Need	Pics today?	Implication
Custom export format CRUD (per-studio)	No	Portal-side. Format definitions are structured data, not code.
Layout template CRUD with image slots + placeholders	No	Portal-side. Storage shape will follow whatever editor approach we pick (canvas JSON vs. DSL).
Asset uploads for layouts (backgrounds, logos)	No	Portal-side, likely Supabase Storage or S3.

Phase 4 — Customer portal + RBAC + Files

Need	Pics today?	Implication
Non-admin user identity	No (only admin `company_user`)	Either Pics adds a user/role model, or portal owns identity for customers (likely the answer; see open question).
RBAC with per-customer scope	No	Portal-side regardless of identity store — Pics has no concept of customer roles.
File request workflow	No	Portal-side (mirrors Geskus task pattern).
Customer-uploaded file storage	Partial (we already stage CSVs in Supabase Storage)	Generalize the existing `uploads` table into a broader file model.

Three architectural postures

The gap above can be closed three ways. The trade-offs feed the subject-store ADR.

A. Portal owns the new world

Pics remains the system of record for studios, venues, and events. Everything else — subjects, custom fields, exports, layouts, jobs, files, customer identity — lives in portal-side Postgres + Supabase Storage. Pics images are pulled by URL when available.

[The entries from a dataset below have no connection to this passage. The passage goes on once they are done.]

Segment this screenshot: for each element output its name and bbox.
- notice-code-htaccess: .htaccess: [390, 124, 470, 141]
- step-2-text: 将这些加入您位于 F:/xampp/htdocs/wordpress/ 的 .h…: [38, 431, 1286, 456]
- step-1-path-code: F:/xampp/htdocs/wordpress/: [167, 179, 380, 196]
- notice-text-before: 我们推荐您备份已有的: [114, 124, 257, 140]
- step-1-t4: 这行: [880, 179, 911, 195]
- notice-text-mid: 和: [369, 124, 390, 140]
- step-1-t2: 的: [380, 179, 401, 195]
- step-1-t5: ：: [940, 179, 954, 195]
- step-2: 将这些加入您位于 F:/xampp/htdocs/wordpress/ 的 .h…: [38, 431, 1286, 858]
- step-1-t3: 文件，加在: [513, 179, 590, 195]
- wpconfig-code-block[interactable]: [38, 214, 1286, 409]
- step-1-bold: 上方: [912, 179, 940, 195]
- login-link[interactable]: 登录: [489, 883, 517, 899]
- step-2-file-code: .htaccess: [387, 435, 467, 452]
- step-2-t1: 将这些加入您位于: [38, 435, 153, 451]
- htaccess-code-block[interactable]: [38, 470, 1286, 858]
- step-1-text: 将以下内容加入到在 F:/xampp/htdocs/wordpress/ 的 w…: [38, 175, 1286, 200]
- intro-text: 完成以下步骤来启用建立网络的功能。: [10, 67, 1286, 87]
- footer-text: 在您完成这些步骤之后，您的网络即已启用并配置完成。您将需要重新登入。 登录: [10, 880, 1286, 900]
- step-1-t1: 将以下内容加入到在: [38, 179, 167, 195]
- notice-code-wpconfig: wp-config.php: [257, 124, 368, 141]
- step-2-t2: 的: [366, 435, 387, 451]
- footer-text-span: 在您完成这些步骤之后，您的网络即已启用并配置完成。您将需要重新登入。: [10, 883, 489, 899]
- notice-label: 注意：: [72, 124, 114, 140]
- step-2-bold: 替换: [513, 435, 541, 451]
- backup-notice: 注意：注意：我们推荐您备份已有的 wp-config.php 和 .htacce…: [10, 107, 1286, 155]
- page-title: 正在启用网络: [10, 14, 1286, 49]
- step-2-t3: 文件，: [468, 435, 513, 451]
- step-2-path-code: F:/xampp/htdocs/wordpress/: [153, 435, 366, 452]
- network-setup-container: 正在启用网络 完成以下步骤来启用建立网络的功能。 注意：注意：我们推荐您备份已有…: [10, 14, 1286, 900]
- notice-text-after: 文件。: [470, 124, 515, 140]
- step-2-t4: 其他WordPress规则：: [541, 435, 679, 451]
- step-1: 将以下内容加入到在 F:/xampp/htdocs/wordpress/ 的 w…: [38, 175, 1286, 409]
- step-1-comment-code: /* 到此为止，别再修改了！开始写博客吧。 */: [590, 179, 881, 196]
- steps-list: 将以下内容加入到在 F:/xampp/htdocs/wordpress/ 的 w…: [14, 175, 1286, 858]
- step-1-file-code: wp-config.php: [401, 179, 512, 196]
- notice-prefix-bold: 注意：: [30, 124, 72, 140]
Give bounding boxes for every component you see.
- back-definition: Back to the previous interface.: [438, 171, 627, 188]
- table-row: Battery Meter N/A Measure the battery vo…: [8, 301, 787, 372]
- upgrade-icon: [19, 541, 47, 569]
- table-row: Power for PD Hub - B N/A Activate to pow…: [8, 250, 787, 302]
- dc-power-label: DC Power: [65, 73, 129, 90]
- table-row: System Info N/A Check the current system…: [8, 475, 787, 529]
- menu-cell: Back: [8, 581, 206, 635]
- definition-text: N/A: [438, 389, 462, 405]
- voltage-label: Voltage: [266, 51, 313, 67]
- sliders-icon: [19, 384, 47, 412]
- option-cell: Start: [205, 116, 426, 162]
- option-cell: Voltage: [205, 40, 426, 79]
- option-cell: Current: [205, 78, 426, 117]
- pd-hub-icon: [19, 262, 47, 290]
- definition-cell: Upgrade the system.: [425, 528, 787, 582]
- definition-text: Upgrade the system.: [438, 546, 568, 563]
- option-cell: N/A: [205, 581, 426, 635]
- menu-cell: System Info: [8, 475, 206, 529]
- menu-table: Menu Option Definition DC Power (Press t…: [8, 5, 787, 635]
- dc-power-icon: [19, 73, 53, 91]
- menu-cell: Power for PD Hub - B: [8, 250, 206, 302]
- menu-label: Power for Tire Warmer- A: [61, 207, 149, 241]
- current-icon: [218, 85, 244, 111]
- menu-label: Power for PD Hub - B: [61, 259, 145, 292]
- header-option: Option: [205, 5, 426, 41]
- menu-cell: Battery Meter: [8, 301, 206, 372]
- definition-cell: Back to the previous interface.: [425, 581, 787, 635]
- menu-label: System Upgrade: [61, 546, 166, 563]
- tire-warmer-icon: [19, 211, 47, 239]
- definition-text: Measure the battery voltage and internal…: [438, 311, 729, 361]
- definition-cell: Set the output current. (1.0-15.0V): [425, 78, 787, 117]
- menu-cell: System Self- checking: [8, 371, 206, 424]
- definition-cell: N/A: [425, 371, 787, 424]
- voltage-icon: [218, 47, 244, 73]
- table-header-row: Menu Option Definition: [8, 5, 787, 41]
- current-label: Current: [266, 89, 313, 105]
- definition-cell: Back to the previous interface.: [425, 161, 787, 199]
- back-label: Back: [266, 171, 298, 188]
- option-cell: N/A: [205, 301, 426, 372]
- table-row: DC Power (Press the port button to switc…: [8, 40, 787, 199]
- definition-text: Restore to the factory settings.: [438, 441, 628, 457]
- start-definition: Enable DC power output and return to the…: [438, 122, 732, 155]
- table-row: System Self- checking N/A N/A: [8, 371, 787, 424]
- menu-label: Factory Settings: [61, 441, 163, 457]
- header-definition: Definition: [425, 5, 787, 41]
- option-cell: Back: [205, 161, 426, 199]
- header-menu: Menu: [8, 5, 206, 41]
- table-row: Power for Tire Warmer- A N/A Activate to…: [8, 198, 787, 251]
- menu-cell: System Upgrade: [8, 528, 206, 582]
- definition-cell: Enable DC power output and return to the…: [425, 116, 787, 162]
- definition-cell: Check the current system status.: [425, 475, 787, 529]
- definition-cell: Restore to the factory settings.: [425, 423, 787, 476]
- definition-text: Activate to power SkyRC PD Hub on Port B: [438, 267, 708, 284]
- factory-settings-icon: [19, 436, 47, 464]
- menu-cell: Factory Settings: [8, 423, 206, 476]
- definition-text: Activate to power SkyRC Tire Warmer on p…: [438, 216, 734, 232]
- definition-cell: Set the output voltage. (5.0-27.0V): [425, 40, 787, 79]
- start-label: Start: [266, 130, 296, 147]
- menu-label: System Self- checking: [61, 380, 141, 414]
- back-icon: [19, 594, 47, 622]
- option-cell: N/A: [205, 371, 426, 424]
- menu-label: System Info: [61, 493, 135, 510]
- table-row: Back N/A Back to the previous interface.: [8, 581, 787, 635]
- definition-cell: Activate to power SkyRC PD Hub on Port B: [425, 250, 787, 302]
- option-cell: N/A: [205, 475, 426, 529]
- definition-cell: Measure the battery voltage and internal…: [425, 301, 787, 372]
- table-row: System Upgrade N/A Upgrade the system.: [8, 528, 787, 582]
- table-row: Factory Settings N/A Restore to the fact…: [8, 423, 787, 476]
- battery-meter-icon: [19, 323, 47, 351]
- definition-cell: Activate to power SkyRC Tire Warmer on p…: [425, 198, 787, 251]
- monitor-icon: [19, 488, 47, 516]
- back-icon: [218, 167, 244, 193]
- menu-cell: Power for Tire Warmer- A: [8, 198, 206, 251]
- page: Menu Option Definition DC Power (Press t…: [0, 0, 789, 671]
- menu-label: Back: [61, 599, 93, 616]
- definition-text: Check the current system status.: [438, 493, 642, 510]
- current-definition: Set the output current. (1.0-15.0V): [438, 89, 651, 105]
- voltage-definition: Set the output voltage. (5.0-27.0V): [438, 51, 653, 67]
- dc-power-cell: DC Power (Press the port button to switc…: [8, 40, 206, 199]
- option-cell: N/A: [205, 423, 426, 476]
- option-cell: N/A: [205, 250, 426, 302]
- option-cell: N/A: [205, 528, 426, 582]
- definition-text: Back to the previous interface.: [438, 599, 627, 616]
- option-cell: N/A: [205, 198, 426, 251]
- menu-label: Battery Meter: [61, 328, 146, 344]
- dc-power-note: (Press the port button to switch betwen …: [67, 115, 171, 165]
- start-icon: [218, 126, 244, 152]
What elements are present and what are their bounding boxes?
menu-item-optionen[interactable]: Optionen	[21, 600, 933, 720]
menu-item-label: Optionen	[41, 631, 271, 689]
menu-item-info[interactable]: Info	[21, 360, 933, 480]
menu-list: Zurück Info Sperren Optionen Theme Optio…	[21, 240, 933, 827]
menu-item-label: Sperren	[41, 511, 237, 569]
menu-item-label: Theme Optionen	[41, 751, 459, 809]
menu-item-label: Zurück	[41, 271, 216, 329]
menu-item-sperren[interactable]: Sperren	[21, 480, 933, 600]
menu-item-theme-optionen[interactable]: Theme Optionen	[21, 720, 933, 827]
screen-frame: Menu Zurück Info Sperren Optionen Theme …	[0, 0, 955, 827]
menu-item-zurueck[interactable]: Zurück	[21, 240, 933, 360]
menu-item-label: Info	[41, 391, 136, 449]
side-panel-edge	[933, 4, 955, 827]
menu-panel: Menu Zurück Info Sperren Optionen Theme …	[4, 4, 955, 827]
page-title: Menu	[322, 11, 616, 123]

Pros: Fastest path to ship. No Pics coordination required. Full control of schema evolution.
Cons: Subjects (and their photos) are duplicated between Pics's internal model and our portal store, with sync risk. Long-term, Pics-side reporting / Pics native apps don't see our subjects.

B. Pics expands to host the new entities

Pics adds endpoints for subjects, images, exports, layouts, roles, file requests. Portal stays a thin client like today.

Pros: Single source of truth. Pics-native apps get the same data.
Cons: Bottlenecks on the Pics team's roadmap. We can't iterate the portal independently. Async-job semantics have to be designed across the API boundary.

C. Hybrid — split by entity type

Pics owns subjects + images (system of record; what Pics already has internally is exposed via new endpoints). Portal owns derived/workflow data: duplicate-detection queries, custom export format definitions, layout templates, render jobs, customer identity, file requests.

Pros: Right division of labor — Pics keeps the photographic record, portal owns the workflow. No data duplication.
Cons: Two-sided coordination cost. Schema decisions at the boundary affect both sides.

What we need from Pics regardless of posture

Image access: a way to retrieve subject portraits at print resolution, with signed URLs or token-scoped access. Without this, Phase 2 cannot render.
Subject IDs we can pin to: even if portal owns subject rows in posture A, we need a stable Pics-side ID per real person to avoid divergence when Pics is the source of identity.
Webhooks or polling-friendly delta endpoints for subject/event changes — otherwise stale-data risk grows with project size.
Higher per_page caps on existing list endpoints, or cursor pagination, for large studios with thousands of venues/events.

Recommendation to bake into the Phase 1 PRD

Posture choice is the subject-store ADR and stays open. But Phase 1 should be designed so that posture A and posture C are both implementable from the same PRD — i.e. the PRD describes the subject schema, duplicate-detection behavior, export rules, and job model in portal-abstract terms (interfaces, not storage), and the ADR picks where each interface is fulfilled.